Good business relations will not leave anyone hanging like that.
They also take it on the chin, ask what is owed, pay and go on without batting an eye because they got what they wanted.
I guess you can but I wouldn't.
You can rent a locator from your local Survey supply place.
Yes, I have had this happen before. No, I did bill them for my time. I look at the time similar to all the time we put in on bids that we do not get. You may not want him as a client, but you do not want him giving bad lip service about you either.
Too Late
I got a call from a grandfather to stake out his corners. There were bounds at all of them, so it was short money. We had a contract. When completed, the grandson called and explained the mental condition of his grandfather and the fact that they all knew where the four monuments were. We cut them a substantial break.
We need to explain to the world they can have two of three items: Quality, Speed and Price. There is a minimum quality we must meet and we can certainly increase the quality of a product, for example we can locate all of the trees on a given site. If you want something faster, it will cost more.
Unfortunately, the lowballers are destroying the future of our profession.
Yes, a few times. The last on was 20 acres & I told the guy $1,800 or something and would be there on Mon. This was the prior Thu and he said ok, go ahead.
I did all my research, cogo'ed in what I could, and had about 15 pages of documents in my file so I'd be ready to go on Mon.
He calls me on Sat and says to hold off. I asked why and he said "he had things sorted with the county and didn't need a survey". I knew he was lying.
Mon I call P & Z and asked how he is getting away with this. They said he's not, and he still needs the survey.
I call the guy back, he found a guy for $600. I told him I was all set to go and would be sending him a bill for my time ($180). He said he wouldn't pay it, so I wrote nice letter, and included our email coorespondence and a completed Small Claims lawsuit form for the $180, plus interest, plus court costs.
I got a check a week later, with a nastygram inside.
I wont even create the file on a project or schedule work until I have a signed contract (with retainer) on my desk. Until I see that, the job doesnt exist. That way if they back out, we're still covered.
-V
Once I showed up to find I was #2.
Recently, we did a job and later found out we happened to be #1 and #2 had not been contacted.
BTW, it is a 5-hour trip to run to the nearest survey supply store and back.

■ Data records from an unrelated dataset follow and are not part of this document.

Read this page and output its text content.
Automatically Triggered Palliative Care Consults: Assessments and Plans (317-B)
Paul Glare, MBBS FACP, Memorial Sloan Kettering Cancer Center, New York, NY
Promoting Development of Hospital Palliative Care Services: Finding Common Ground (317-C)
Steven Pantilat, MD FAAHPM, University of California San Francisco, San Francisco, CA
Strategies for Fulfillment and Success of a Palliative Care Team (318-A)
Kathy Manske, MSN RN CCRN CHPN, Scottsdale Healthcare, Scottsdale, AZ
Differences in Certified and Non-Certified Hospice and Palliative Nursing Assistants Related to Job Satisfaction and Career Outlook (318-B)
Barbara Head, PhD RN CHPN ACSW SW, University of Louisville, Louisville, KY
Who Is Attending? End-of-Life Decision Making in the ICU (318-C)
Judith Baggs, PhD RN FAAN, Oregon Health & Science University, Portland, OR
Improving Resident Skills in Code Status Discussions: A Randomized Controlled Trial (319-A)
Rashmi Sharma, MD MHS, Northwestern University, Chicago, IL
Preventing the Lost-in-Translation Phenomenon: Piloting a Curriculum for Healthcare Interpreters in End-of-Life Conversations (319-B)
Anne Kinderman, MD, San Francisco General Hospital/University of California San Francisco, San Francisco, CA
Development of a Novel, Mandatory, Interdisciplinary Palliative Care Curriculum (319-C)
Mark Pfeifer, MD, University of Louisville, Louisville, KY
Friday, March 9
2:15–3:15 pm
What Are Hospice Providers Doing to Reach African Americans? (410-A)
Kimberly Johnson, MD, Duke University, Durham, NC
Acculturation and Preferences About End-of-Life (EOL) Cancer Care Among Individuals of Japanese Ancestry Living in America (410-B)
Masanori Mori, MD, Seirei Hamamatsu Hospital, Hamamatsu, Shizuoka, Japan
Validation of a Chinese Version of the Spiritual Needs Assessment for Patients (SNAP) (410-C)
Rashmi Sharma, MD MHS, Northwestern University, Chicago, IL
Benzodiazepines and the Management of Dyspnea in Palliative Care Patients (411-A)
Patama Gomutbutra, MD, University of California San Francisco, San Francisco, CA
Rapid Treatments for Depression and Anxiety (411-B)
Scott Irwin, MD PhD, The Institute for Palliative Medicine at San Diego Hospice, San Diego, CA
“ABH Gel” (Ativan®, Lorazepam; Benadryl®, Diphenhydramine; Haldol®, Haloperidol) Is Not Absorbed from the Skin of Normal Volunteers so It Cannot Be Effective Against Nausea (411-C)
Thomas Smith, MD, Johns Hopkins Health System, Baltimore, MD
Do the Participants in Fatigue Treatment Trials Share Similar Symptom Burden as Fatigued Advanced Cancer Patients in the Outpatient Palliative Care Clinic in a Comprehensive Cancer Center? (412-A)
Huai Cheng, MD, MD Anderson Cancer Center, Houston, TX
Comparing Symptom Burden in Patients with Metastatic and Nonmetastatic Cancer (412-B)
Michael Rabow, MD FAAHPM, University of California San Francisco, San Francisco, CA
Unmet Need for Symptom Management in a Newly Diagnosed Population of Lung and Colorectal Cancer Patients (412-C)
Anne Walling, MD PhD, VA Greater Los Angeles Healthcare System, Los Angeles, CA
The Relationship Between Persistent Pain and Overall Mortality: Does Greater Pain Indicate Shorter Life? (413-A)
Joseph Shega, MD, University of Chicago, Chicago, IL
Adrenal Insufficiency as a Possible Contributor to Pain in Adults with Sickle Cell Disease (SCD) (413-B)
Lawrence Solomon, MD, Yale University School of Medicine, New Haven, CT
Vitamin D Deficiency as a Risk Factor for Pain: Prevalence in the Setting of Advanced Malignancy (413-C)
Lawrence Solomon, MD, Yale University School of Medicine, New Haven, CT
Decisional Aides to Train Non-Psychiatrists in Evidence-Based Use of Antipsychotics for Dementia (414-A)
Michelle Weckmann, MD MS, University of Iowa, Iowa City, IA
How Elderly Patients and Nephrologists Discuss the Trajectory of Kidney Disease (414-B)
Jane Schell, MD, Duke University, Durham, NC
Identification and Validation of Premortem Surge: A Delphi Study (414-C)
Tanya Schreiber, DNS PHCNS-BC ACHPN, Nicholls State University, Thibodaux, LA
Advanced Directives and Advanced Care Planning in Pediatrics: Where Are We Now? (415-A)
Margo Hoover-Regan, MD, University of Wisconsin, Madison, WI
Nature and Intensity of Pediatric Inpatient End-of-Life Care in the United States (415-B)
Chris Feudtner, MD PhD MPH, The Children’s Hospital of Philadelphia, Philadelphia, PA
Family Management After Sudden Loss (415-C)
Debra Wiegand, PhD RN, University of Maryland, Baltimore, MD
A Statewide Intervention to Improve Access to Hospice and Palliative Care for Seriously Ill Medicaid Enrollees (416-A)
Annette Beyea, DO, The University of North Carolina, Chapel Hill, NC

That is why it is imperative to have either a backup or a plan to quickly obtain a backup. Like having the store overnight a rental to you, even if it is 75-100 dollars.
>...Should I bill the son in law for my time? Has this ever happened to anyone else?
You can bill but it's just a waste of time and paper. It's happened to all of us, chalk it up to experience and move on.
> You can bill but it's just a waste of time and paper.
Not necessarily. If you use accrual rather than cash accounting there is the possibility you can write off an unpaid invoice as bad business debt.
Talk to your accountant (or read Section 10 of IRS Publication 535 if you're the "do it yourself" type).
[msg=110051]somewhat similar story...[/msg]
Just go out and pull all the traverse nails, and stakes, and wait!!!
🙂
(Jsut kidding!)
> I got a call last week from a guy who wanted his grandfather in-laws property surveyed. .... I arrive at the site to see fresh stakes at all of the corners. The grandfather told me another local surveyor had done the work and he had already recorded the plat.
That's why I try to speak to the owner, particularly if someone wants their grandparent's property surveyed.